As I did a friend's hair this week, I was listening as she talked about dealing with the transition of being a parent to young children to being a parent of adults who no longer need you to "mother" them. She explained how frustrating it can be to only be in the loop of things when your child needs something or even just calling to vent their frustrations and hard times. Not frustrating because she doesn't want to be there for them in that way,(Let's be honest, we all just wanna call Mom when we have a rough day) but because her desire is to be included in all the happy, every day occurrences too. She went on to say how she wanted their time. Not because they stood to gain anything from it or because it felt like an obligation, but simply because they wanted to enjoy time with her.
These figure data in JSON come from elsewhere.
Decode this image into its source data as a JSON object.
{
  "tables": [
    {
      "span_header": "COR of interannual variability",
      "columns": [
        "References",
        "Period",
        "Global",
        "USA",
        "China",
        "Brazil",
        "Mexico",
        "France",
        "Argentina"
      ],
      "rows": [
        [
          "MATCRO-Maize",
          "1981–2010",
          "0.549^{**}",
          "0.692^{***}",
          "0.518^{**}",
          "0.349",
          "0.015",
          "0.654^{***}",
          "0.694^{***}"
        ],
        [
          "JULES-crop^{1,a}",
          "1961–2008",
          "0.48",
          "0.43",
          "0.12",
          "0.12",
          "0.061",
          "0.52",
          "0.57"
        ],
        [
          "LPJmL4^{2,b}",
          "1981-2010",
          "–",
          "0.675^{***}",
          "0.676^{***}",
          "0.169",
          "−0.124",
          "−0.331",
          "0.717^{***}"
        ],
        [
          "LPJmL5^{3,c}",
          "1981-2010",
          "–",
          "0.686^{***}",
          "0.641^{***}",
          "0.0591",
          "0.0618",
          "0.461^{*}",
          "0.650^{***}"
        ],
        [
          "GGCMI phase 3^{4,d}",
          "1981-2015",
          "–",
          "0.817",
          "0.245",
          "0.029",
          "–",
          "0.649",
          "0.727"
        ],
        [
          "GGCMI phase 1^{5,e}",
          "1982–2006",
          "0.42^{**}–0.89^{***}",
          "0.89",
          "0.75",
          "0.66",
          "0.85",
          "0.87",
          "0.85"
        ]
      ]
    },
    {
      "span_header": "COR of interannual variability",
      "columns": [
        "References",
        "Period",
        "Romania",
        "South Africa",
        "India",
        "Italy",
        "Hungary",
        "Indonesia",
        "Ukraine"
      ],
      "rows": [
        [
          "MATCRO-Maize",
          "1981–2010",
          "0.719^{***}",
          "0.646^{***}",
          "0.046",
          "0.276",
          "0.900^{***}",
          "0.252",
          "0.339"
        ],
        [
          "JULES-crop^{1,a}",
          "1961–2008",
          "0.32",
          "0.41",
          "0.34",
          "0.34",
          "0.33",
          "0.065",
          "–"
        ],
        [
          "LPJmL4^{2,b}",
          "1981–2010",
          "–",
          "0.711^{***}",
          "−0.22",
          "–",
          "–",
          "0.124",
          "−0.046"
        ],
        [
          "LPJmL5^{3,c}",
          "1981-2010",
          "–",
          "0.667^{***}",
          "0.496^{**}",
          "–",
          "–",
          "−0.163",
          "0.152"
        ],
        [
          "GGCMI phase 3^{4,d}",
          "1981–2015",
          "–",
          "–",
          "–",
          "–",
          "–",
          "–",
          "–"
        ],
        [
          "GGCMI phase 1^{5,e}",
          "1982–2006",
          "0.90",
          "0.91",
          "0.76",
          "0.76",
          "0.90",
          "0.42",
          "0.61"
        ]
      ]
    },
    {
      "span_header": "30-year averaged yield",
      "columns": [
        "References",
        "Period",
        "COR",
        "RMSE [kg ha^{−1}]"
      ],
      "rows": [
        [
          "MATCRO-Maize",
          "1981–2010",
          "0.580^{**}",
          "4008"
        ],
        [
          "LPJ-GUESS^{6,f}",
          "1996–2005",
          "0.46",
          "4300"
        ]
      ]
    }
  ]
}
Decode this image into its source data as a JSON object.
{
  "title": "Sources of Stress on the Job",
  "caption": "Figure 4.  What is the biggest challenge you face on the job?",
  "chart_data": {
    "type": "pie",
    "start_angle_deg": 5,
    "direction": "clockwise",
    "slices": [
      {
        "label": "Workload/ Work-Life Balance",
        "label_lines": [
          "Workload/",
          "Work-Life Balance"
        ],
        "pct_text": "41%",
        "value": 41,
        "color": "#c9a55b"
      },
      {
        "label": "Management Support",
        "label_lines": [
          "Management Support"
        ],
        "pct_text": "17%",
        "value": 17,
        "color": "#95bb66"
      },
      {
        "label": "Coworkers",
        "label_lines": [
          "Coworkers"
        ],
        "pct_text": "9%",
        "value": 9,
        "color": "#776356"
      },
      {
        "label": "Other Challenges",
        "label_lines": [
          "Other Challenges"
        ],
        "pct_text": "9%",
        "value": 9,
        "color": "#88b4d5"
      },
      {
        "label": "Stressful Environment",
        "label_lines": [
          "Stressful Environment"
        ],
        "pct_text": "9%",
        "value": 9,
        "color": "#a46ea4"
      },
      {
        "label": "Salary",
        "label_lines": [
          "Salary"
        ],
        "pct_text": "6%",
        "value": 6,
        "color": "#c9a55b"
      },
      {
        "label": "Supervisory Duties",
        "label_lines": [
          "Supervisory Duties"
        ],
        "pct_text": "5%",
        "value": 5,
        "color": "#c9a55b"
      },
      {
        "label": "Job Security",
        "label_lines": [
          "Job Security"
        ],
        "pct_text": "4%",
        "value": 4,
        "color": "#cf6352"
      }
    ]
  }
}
As I thought about the conversation later, I thought about how great a comparison that was to our relationship with our ultimate parent, God.
God just wants a little of our time. Not only when we are going through a hard time and need his help, not only when we need a favor, not only what we have left over at the end of the day week month- in my case. He wants us to talk to him about the good things. He wants us to spend time with Him, not out of obligation or fulfilling some "Christian duty", but because we WANT to.
Too many people think "God has the entire population to worry about...He doesn't care about my little day to day things". Wrong. The Bible calls him our Father for a reason. He does care. So instead of thinking of ways to cut down my study time, of getting it "out of the way", I need to enjoy that time with my parent because I love him. Because He loves me more than I could ever fathom. And because I am honored and humbled that He cares a whole lot about spending time with me.